In a “major development on spending cuts, Republican Sen. Orrin Hatch of Utah and Democratic Sen. Mark Udall of Colorado are introducing a proposal for a new congressional committee focused only on eliminating duplicative and wasteful government spending,” the Daily Caller reports.
Udall’s backing of the “anti-appropriations committee” is one of the most significant moves to embrace spending cuts by a moderate Democrat in the Senate and gives the proposal momentum and cover from potential critics, insiders say.
Hatch has both the incentive and the skill to pull off passage of the new committee, proponents hope. He could face a challenge from the right in securing the Republican nomination in Utah for the 2012 cycle, and is known for his knack at reaching across the aisle.
The committee “would consist of six Republicans and six Democrats.”
At least once a year, the committee would introduce legislation to reduce or eliminate duplicative or wasteful programs that would receive an up-or-down vote under the “reconciliation” rules that prevent a filibuster.
Crucially, the committee would also have subpoena power to investigate potentially wasteful government programs.

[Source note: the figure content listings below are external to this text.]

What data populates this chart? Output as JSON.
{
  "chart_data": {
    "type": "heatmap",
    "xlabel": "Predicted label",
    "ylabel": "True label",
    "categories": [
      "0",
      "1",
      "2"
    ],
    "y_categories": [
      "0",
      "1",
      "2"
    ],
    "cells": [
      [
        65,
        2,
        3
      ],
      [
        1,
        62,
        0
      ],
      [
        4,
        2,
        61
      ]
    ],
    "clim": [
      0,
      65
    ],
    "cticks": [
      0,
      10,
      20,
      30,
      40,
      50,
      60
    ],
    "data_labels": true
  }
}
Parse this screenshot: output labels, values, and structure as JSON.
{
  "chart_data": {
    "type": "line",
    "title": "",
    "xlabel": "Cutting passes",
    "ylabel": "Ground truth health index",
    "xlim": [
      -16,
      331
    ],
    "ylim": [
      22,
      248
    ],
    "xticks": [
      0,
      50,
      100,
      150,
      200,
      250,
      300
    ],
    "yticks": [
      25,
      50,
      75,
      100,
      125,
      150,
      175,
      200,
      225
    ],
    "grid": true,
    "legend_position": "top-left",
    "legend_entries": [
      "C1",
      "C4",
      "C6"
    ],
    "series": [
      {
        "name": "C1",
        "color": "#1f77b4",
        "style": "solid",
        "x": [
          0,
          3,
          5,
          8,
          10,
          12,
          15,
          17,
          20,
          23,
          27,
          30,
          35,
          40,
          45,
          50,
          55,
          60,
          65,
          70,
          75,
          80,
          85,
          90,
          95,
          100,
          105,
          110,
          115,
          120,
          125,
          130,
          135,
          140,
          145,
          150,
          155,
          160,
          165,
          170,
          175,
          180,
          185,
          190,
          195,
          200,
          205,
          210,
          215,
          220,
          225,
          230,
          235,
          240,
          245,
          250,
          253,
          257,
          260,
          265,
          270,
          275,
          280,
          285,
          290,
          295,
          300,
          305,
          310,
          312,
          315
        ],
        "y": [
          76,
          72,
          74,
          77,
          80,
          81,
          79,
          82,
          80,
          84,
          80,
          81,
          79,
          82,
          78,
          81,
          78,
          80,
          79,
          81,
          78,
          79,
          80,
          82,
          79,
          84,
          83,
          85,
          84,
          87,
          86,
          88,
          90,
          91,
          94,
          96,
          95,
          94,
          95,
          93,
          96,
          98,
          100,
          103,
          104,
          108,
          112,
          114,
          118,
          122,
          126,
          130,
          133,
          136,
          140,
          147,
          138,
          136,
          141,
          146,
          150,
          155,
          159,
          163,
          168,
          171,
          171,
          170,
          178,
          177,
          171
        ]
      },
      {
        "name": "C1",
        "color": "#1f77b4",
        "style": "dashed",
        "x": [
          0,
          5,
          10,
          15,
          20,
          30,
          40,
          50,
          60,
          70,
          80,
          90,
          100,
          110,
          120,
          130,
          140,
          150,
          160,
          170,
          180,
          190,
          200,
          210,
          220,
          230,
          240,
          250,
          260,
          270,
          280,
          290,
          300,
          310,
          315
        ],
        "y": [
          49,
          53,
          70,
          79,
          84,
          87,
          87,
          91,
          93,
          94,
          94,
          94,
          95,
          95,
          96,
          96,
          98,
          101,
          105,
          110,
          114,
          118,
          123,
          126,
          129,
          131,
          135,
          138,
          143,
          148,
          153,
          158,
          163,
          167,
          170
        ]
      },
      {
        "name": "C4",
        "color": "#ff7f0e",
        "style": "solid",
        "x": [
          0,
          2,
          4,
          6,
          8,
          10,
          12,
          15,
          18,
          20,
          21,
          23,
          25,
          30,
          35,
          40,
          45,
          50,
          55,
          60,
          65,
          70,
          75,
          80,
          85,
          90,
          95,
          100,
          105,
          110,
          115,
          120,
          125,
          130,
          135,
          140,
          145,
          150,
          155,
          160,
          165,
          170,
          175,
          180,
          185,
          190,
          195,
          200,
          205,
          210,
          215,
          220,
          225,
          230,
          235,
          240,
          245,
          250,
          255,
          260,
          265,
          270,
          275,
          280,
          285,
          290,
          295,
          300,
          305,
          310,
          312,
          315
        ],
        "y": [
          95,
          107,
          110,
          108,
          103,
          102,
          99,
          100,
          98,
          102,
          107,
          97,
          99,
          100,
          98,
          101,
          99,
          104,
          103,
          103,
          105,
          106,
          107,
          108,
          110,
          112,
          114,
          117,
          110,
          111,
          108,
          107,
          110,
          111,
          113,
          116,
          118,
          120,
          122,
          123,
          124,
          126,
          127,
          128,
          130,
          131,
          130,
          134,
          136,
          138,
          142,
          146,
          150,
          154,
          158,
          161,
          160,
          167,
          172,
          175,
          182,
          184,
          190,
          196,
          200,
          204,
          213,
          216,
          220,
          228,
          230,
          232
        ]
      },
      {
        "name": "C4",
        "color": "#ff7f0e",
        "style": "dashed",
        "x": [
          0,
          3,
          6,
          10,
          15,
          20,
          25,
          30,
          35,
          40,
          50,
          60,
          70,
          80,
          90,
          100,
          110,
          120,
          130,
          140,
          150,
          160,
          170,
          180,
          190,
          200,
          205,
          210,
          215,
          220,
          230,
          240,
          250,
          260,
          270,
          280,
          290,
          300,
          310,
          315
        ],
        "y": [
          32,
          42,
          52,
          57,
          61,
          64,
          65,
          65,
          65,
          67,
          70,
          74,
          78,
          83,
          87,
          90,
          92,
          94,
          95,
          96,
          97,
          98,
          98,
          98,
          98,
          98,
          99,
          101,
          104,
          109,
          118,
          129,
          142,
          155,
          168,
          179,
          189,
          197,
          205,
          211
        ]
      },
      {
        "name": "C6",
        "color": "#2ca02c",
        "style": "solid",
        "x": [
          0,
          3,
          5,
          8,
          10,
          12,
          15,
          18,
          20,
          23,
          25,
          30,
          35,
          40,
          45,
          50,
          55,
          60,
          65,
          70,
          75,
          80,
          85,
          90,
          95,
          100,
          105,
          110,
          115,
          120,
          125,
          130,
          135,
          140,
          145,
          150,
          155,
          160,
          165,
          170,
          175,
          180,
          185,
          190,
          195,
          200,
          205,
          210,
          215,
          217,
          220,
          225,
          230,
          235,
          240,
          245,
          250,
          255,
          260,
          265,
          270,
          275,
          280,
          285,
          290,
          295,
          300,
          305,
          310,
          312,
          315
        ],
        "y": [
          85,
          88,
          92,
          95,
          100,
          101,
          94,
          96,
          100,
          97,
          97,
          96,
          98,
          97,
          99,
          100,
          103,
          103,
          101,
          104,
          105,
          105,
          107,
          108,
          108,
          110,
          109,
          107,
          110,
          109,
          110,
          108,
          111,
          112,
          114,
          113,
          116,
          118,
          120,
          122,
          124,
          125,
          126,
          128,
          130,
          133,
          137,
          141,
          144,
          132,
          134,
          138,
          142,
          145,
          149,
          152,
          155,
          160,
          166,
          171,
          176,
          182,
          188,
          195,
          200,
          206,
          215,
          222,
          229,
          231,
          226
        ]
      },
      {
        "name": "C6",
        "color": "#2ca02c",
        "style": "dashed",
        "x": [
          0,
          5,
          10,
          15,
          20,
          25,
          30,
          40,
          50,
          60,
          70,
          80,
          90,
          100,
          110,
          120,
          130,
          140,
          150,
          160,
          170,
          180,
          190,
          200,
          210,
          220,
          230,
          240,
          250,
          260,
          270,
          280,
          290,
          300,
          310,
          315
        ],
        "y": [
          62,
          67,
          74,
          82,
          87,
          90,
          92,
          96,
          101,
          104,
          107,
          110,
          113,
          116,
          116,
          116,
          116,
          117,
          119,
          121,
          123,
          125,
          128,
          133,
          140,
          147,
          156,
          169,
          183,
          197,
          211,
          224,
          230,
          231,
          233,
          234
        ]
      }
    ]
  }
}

Update: An official press release has been issued announcing the push for this committee. It would be called the Committee to Reduce Government Waste. Some further details:
As outlined by Hatch and Udall, the Committee to Reduce Government Waste would submit a report to the Senate at least once a year that identified underperforming and wasteful government programs in need of cuts or elimination. The committee’s recommendations would receive expedited consideration in the Senate. It would be comprised of 12 members, four from each of the Senate Finance, Appropriations and Budget committees. The Senate Majority and Minority leaders would each pick six members. Each member’s service would be limited to six years.